It just blows my mind the way Rust comes together out of chaos, the
way every contributor who touches it leaves a little bit of themselves
in Rust. And the influence of Guillaume Gomez (aka imperio, aka
@GuillaumeGomez) is evident everywhere you look in Rust.
Guillaume appeared on the Rust scene in 2015 like a whirlwind,
identifying an area of the project in need of help - documentation -
and dedicating himself to raising the quality levels in every way he
could. That's how you make a niche for yourself in a project, and
today Guillaume is a member of the docs team, and recognized as
one of the prime motivators of Rust documentation
improvements.
He has done so much, I'm going to miss a lot of it. But here goes.
He has made 600 commits to rust-lang/rust. By GitHub's
accounting that puts him at #15 on the contributor list.
In his time on Rust he has maintained This Week in Rust
Docs, a thankless but important service to the Rust community.

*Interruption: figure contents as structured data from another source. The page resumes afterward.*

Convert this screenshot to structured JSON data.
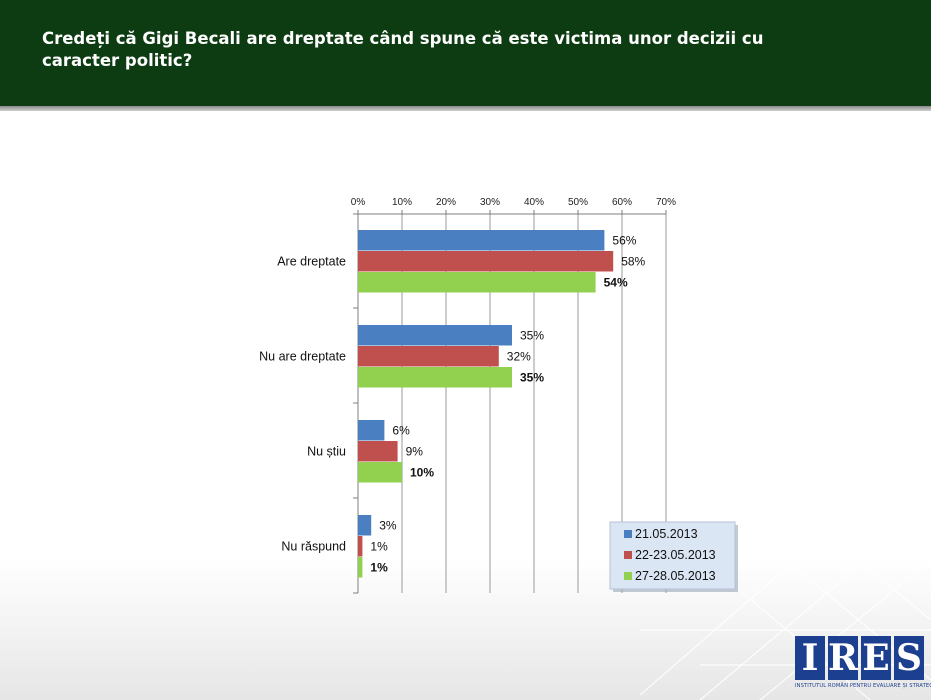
{
  "page": {
    "title": "Credeți că Gigi Becali are dreptate când spune că este victima unor decizii cu caracter politic?"
  },
  "logo": {
    "letters": [
      "I",
      "R",
      "E",
      "S"
    ],
    "subtitle": "INSTITUTUL ROMÂN PENTRU EVALUARE ȘI STRATEGIE"
  },
  "colors": {
    "header_bg": "#0d3b12",
    "series": [
      "#4a7fc1",
      "#c0504d",
      "#92d050"
    ]
  },
  "chart_data": {
    "type": "bar",
    "orientation": "horizontal",
    "title": "",
    "xlabel": "",
    "ylabel": "",
    "xlim": [
      0,
      70
    ],
    "x_ticks": [
      "0%",
      "10%",
      "20%",
      "30%",
      "40%",
      "50%",
      "60%",
      "70%"
    ],
    "x_axis_position": "top",
    "grid": true,
    "categories": [
      "Are dreptate",
      "Nu are dreptate",
      "Nu știu",
      "Nu răspund"
    ],
    "series": [
      {
        "name": "21.05.2013",
        "values": [
          56,
          35,
          6,
          3
        ],
        "labels": [
          "56%",
          "35%",
          "6%",
          "3%"
        ],
        "color": "#4a7fc1",
        "bold_labels": false
      },
      {
        "name": "22-23.05.2013",
        "values": [
          58,
          32,
          9,
          1
        ],
        "labels": [
          "58%",
          "32%",
          "9%",
          "1%"
        ],
        "color": "#c0504d",
        "bold_labels": false
      },
      {
        "name": "27-28.05.2013",
        "values": [
          54,
          35,
          10,
          1
        ],
        "labels": [
          "54%",
          "35%",
          "10%",
          "1%"
        ],
        "color": "#92d050",
        "bold_labels": true
      }
    ],
    "legend_position": "bottom-right"
  }
}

He has been the main driver behind the system of extended
diagnostics in the compiler, the campaign to improve the error
handling ui, and for the improved handling of error codes
generally.
He is one of the few people who has been driven to make significant
improvements to rustdoc over the years, often overcoming major
technical and social challenges to do so, such as in this excellent
improvement to the debuggability of rustdoc test output, this
improvement to rustdoc's customization, the replacement of
hoedown with pulldown-cmark, and teaching rustdoc about
"compile-fail".
But that's not all.
Guillaume is also the major force behind gtk-rs, the Rust bindings
to GTK+. And with his GTK+ expertise, he has acted as liason between the
Rust communities and the GNOME communities, graciously attending a
hackfest earlier this year to help advance the state of GNOME/Rust
integration.
Seriously, Guillaume is a tireless Rust advocate, and the advancements
he has made to Rust are pretty stunning. Buy this man a beer.